Submitted Fall, 2005
The Agribusiness and the Business Economics Comprehensive (Economics) programs are relatively small with few graduates in any given semester. The small number of graduates presents challenges in the assessment process and in reporting assessment data without identifying the specific course/instructor where the data is obtained. In other words, the data used in the assessment process is not an assessment of an individual course or instructor, but rather is a reflection of how successful the overall program is at achieving the student learning outcomes.
To overcome the small sample size, the data for Agribusiness students and Economics students have been combined and are reported in that manner throughout this report. During the 2004-05 academic year, Agribusiness and Economics students were assessed using two direct and one indirect assessment measures.

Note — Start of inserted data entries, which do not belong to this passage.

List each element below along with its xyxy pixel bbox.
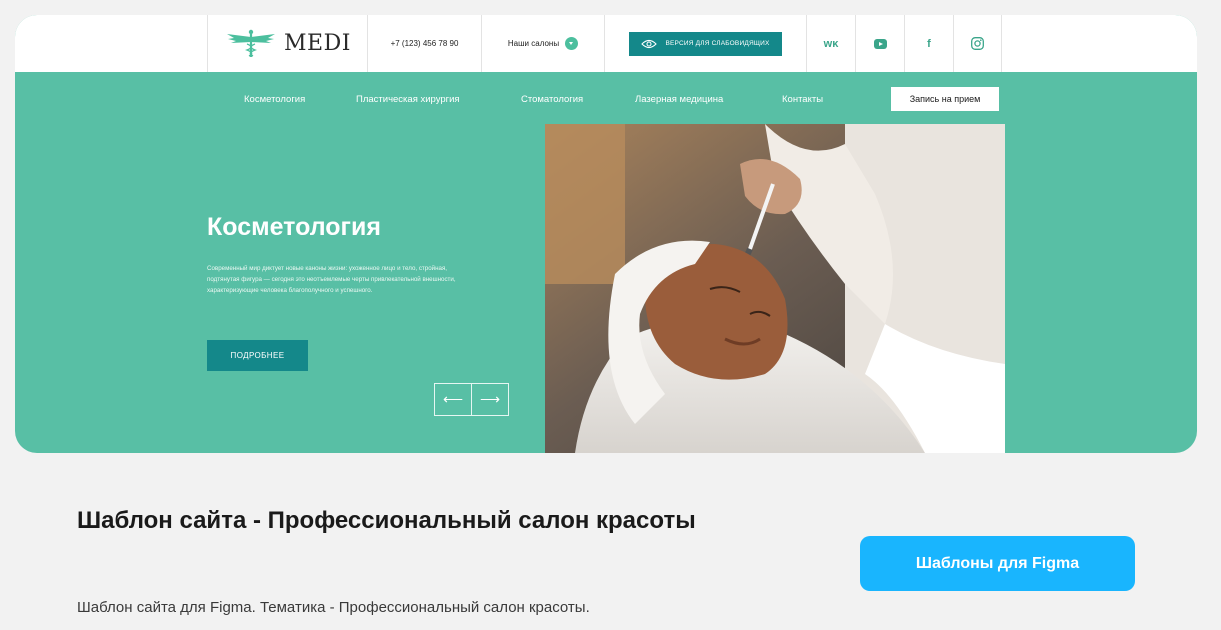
- nav-item-plastic-surgery[interactable]: Пластическая хирургия: [356, 94, 460, 105]
- phone-number[interactable]: +7 (123) 456 78 90: [367, 15, 481, 72]
- slider-arrows: ⟵ ⟶: [434, 383, 509, 416]
- youtube-icon: [873, 38, 887, 49]
- nav-item-laser-medicine[interactable]: Лазерная медицина: [635, 94, 723, 105]
- youtube-link[interactable]: [855, 15, 904, 72]
- hero-card: MEDI +7 (123) 456 78 90 Наши салоны ВЕРС…: [15, 15, 1197, 453]
- book-appointment-button[interactable]: Запись на прием: [891, 87, 999, 111]
- logo-text: MEDI: [284, 31, 351, 56]
- accessibility-label: ВЕРСИЯ ДЛЯ СЛАБОВИДЯЩИХ: [665, 40, 770, 47]
- hero-description: Современный мир диктует новые каноны жиз…: [207, 265, 456, 294]
- phone-text: +7 (123) 456 78 90: [390, 39, 459, 48]
- caduceus-icon: [227, 29, 276, 57]
- vk-link[interactable]: ᴡᴋ: [806, 15, 855, 72]
- nav-item-dentistry[interactable]: Стоматология: [521, 94, 583, 105]
- more-button[interactable]: ПОДРОБНЕЕ: [207, 340, 308, 371]
- salons-label: Наши салоны: [507, 39, 560, 48]
- hero-title: Косметология: [207, 213, 381, 241]
- instagram-icon: [971, 37, 984, 50]
- hero-photo: [545, 124, 1005, 453]
- logo[interactable]: MEDI: [207, 15, 367, 72]
- top-bar: MEDI +7 (123) 456 78 90 Наши салоны ВЕРС…: [15, 15, 1197, 72]
- instagram-link[interactable]: [953, 15, 1002, 72]
- facebook-icon: f: [927, 37, 931, 50]
- nav-item-contacts[interactable]: Контакты: [782, 94, 823, 105]
- vk-icon: ᴡᴋ: [823, 37, 839, 50]
- main-nav: Косметология Пластическая хирургия Стома…: [15, 89, 1197, 109]
- facebook-link[interactable]: f: [904, 15, 953, 72]
- next-arrow-icon[interactable]: ⟶: [471, 384, 508, 415]
- chevron-down-icon: [565, 37, 579, 50]
- page-title: Шаблон сайта - Профессиональный салон кр…: [77, 507, 696, 534]
- prev-arrow-icon[interactable]: ⟵: [435, 384, 471, 415]
- accessibility-version-button[interactable]: ВЕРСИЯ ДЛЯ СЛАБОВИДЯЩИХ: [629, 31, 782, 56]
- vision-cell: ВЕРСИЯ ДЛЯ СЛАБОВИДЯЩИХ: [604, 15, 806, 72]
- page-description: Шаблон сайта для Figma. Тематика - Профе…: [77, 599, 590, 616]
- nav-item-cosmetology[interactable]: Косметология: [244, 94, 305, 105]
- eye-icon: [641, 39, 658, 48]
- figma-templates-button[interactable]: Шаблоны для Figma: [860, 536, 1135, 591]
- salons-dropdown[interactable]: Наши салоны: [481, 15, 604, 72]
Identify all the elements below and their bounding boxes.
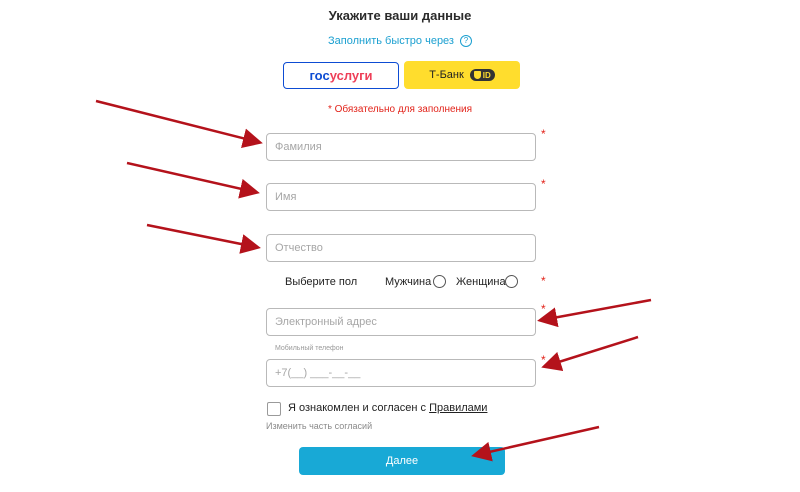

The direct measures were scores on the Major Field Test and scores on the assessment rubric for student research papers. The nationally normed Major Field Test is given each semester during Finals Week in Administrative Strategy and Policy (BMGT 495) and is a required course for all students in the business division of CBT. The results, which are scored and provided by ETS, can be compared to previous years, as well as other CBT students taking the exam. Student research papers are assessed by a faculty panel consisting of two to three faculty members. Each panel member reads and reviews a different set of ten (10) papers randomly selected from upper division (300-400 level) Economics courses using the Department’s assessment rubric. Papers from both Economics and Agribusiness students are combined, as only one Agribusiness professor currently requires research papers.
The indirect measure is the College of Business and Technology Skills Competencies Survey, administered by the Director of the Center for Rural Research and Development.